A business that consistently generates a gross margin of 80% whether it is a restaurant or not, is superior to Joe's. Again, cross-industry reports that provide gross margin data similar to our ROE reports will be indispensable at this point.

Well, Gross Margin is Really Not That Gross, Unless You Run a Road-Kill Collection Business, But Again ... So What?

Let us turn back to good old Joe and his greasy income statement in order to delve into the yin to the yang of gross margin ... net margin.


Again, It is All About the Earnings ... In This Case, the Net Margin



The reason that gross margin is so doggone important is that it leads to net margin and if you start off in the income statement with titanic COGs leading to low gross margin, then it is an impossibility to have a strong net margin which is just earnings divided by sales and remember all of the emphasis on earnings in the earlier chapters? If earnings are anemic we do not have the ability to retain the earnings and grow the business ... plus, our ROE should be inherently low since heck ... we are not generating much. We have low return, the three of which, strong earnings, strong return on equity and the ability to retain earnings are the Warren Buffett trifecta. Thus, you can see, gross margin is the first sieve in order to guarantee net margin and the whole process of checking gross and net margin is really just a second check on earnings in order to build a small business that Warren Buffett Would love.

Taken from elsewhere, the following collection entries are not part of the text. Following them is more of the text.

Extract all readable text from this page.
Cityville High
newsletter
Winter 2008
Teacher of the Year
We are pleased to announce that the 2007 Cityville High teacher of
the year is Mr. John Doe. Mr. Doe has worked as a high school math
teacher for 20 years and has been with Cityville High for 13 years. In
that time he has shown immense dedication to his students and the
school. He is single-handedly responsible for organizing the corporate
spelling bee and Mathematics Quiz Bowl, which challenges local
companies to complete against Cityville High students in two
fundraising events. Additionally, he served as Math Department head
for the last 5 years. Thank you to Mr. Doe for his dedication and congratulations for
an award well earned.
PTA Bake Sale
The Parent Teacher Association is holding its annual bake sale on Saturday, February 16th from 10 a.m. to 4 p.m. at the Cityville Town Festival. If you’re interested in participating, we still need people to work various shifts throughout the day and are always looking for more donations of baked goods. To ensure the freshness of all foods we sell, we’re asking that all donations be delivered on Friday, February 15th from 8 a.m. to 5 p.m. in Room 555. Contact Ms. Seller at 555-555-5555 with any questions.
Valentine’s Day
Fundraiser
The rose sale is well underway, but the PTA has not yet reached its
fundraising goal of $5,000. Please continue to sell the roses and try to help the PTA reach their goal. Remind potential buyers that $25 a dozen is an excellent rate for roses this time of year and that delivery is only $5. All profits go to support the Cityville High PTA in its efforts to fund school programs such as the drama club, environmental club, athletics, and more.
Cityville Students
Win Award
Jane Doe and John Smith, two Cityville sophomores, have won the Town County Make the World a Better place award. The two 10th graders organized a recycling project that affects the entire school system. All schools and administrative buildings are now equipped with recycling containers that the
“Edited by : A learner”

Again, Back to that Net Margin

So we see in the case of Joe's Grease Shack that $4,350 squeaks its way to the bottom line, you can call this earnings or net income folks, your choice. This figure divided by gross sales gives us net margin ... and now we can compare. Just as in the case of Joe's gross margin, everything is relative. In Joe's case, he is generating 5.4% net margin for the year. ($4,350 / $80,000). According to the common size, industry report, restaurants are reporting a 2% net margin. Yikes! This is very slim. Based on this data alone I would be very hard pressed to start a restaurant. I would need to look at a longer track record first to make sure earnings can be generated.

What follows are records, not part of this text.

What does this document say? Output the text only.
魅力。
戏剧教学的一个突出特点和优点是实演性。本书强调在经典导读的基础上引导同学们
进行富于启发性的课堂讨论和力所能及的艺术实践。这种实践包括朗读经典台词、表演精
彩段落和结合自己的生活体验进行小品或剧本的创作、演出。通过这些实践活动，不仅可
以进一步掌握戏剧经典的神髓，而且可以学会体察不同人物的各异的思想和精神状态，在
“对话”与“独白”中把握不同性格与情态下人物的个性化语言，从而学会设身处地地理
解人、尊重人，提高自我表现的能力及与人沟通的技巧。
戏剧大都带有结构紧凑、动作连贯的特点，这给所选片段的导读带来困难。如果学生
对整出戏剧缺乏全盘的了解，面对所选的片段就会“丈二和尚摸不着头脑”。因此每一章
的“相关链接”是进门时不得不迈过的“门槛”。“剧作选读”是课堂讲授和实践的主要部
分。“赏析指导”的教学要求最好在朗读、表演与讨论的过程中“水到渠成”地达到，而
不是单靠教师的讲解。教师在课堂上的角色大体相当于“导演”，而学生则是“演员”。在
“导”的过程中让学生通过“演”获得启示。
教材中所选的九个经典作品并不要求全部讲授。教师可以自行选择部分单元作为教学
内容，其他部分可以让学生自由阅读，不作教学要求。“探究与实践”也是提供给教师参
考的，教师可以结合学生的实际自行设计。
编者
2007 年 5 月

So, compared to other restaurants, Joe is doing well at a 5.4% net margin. This means that his operational expenses are not ravenously eating away his gross margin. Now in the long run, is he watering down the soup and this will eventually catch up to him? Time will tell ... this is why it is so important to examine the business on a ten year basis and examine for long-term perspective.

But ...

So Joe is doing great compared to other Indians in his tribe, but how does this compare across all businesses. Remember, we are looking for margin/earnings here ... if Joe's is doubling his industry's net margin, what difference does it make if the industry is chugging along at 1%?


Quite, honestly, it looks like we all need to get into the beverage manufacturing business since the net margin for this industry comes in at a whooping 17.69%. Coke anyone?

Two Important Things

Again, keep in mind, Warren Buffett doesn't care if you are beating the industry if the industry is sucking wind margin-wise. Again, what is the point in beating the industry margin if the industry margin is 1% (can I hear a "Car Dealer" anyone?) In order build a small business that Warren Buffett would love, we want to make sure we have both healthy net and gross margins across the spectrum.

The other important point, as with earnings and ROE is to check for a long-term track record. I don't care, Warren Buffett doesn't care that the business has had a 20% net margin this year if for the past 9 years it delivered an average 3% net margin. Who cares ... more than likely ... the future will result in a return to paltry margins.